There’s a yellow submarine outside, and we admired that as we queued to buy tickets (you can get combined tickets for all sorts of pairings of museums, and the Hop On Hop Off bus tickets also get you a discount).
Once inside we decided we’d start in the aquarium on the lower floor. This was rammed with small children, but we were still able to move around and get a good look at the various exhibits. There’s around 6000 specimens living in a variety of tanks, which are designed to recreate the environment they would naturally inhabit. There are a variety of zones from different areas of the world, and it was good to see how the smaller visitors were engaging with what they could see. The aquarium is one of the oldest in the world, with the collection starting in 1903, when cement tanks were used to hold the specimens brought back from a series of expeditions.
In addition to the museum a lot of scientific work still goes on in Monaco. Albert himself led 28 scientific expeditions, and then in 1906 he founded the Oceanographic Institute which comprises the Oceanographic Museum in Monaco and the Home of the Oceans in Paris, and I suspect he would be much impressed by the work still being done, including the nursery where they are breeding, among other things, seahorses, clownfish and rock salmon. Needless to say these little babies had a small child yelling: “Nemo fish!” at the top of his voice.

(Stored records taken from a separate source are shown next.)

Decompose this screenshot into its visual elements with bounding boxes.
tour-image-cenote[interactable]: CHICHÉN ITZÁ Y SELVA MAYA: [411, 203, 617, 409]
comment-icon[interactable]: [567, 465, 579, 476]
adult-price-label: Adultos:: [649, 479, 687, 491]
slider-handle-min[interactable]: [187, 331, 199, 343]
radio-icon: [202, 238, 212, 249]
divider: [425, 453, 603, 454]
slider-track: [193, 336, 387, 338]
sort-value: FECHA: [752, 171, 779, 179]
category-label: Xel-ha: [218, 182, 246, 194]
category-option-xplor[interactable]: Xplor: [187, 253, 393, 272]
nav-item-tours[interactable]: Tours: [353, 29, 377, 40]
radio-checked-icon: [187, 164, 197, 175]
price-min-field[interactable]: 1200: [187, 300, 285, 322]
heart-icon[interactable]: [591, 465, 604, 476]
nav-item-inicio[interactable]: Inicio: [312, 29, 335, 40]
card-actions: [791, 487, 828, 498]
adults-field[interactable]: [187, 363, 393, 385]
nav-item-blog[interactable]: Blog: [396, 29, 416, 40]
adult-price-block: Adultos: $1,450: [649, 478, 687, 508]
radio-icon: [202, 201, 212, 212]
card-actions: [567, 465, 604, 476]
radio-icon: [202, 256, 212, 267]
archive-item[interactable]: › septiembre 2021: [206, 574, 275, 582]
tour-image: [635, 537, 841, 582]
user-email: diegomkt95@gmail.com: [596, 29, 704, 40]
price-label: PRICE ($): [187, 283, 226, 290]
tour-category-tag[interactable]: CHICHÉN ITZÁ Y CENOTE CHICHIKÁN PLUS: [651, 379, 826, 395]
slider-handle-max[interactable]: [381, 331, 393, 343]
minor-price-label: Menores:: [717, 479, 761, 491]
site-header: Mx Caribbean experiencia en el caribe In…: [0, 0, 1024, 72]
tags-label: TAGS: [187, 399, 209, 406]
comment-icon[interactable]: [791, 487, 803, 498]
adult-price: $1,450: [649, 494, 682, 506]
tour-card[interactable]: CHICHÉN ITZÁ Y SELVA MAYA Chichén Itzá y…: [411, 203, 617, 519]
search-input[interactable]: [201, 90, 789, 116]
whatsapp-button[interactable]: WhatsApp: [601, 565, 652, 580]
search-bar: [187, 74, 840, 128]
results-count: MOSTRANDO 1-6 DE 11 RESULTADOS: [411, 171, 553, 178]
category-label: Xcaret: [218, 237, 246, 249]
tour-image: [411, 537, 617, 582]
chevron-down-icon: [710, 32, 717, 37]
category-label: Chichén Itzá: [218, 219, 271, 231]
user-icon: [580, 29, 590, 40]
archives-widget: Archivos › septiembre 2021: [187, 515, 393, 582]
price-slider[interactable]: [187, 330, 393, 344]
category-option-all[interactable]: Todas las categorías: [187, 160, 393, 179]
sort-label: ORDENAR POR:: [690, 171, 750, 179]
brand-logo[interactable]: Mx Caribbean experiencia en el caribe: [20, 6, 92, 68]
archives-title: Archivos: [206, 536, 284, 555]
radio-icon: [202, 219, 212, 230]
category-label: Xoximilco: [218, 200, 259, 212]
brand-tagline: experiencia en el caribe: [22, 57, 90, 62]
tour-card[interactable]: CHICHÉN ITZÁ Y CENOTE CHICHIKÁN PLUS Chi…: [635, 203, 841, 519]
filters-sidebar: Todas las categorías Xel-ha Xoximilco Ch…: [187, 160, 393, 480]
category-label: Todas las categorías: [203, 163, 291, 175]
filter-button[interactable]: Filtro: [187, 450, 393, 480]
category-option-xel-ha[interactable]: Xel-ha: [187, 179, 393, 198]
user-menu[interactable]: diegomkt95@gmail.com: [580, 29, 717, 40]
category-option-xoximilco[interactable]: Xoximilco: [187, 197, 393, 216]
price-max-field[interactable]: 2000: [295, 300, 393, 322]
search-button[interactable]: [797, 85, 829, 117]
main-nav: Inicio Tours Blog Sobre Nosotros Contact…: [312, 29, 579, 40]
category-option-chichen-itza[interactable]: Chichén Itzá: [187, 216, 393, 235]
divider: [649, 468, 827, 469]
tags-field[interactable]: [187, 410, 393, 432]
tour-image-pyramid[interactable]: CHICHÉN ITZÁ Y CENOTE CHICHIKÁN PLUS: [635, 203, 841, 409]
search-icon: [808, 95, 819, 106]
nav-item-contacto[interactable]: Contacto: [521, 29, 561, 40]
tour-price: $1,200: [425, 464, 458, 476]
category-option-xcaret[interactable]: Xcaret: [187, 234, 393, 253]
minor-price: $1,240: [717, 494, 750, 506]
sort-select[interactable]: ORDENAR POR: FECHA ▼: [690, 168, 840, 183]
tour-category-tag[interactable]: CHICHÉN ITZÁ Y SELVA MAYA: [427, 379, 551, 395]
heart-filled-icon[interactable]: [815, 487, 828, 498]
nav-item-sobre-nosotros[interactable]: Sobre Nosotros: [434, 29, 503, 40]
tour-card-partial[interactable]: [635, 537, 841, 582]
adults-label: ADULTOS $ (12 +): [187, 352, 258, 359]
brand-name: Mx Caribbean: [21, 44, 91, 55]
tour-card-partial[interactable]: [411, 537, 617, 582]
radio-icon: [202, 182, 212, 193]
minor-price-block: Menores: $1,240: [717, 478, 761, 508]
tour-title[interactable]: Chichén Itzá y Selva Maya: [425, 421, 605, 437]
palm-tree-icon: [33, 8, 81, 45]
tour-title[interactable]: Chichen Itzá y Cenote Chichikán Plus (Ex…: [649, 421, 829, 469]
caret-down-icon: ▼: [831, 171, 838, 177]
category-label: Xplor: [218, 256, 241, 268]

Anyway, it was a well worthwhile visit. As we emerged from the aquarium we decided we’d scoot up to the cafe on the roof, via the rather bizarre – and massive – Cabinet of Marine Curiosities, designed by Mark Dion. It’s very strange indeed and with each section you look at it gets weirder…
Anyway, we scooted up to the roof and sat in the sun, drinking water and eating ham and cheese crepes, while keeping a sharp eye on the gulls, one of which is apparently a bird rescued by the cafe staff. I still don’t trust them; they’re worryingly mad-eyed, and terribly territorial when it comes to food, especially other people’s food.

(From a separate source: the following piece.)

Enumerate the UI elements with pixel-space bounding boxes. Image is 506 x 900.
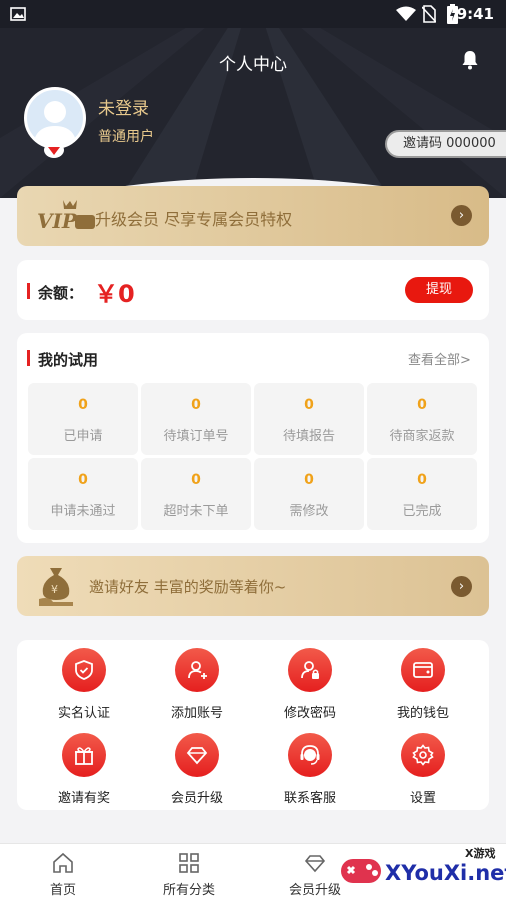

Anyway we then took a look at the gallery of specimens on the wonderfully old-fashioned gallery that is the Whale Room, one half of which is currently empty after an exhibition (Philippe Pasqua’s “Borderline”).
What we hadn’t been aware of was that there would be a sound and light show on the hour. It all got a bit Pink Floyd-ish in there for a few minutes, and it didn’t seem to much impress the children, but then they weren’t much impressed by the old specimens anyway compared to the live specimens in the aquariums. For adults it was much more interesting.
Anyway, we’d pretty much seen it all by then. I note that I haven’t mentioned the seven African spurred turtles that live on the roof, which they are trying to breed from. They were not very active, it being somewhat cold for them, but they were gently munching fruit.
Also on the roof was the one bit of Philippe Pasqua’s “Borderline” exhibition that hadn’t been taken down. The shiny shark on the roof was wonderful and I hope it can stay!
We were pretty much done with the museum now, so we used the various lifts through the car parks to get back down to the harbourside. Nowhere outside Monte Carlo could you possibly have such a shiny car park, and with a gift shop and restaurant halfway up/down it. I do like Monaco but it’s really not real!
From there we once more caught the bus boat across the harbour, and then I went for a slightly wobbly run round the Grand Prix circuit just because I wanted to add it to my Strava profile… And then it was shower, change and head out for a very special dinner at Le Mirazur, over towards the Italian border. But that belongs to another post.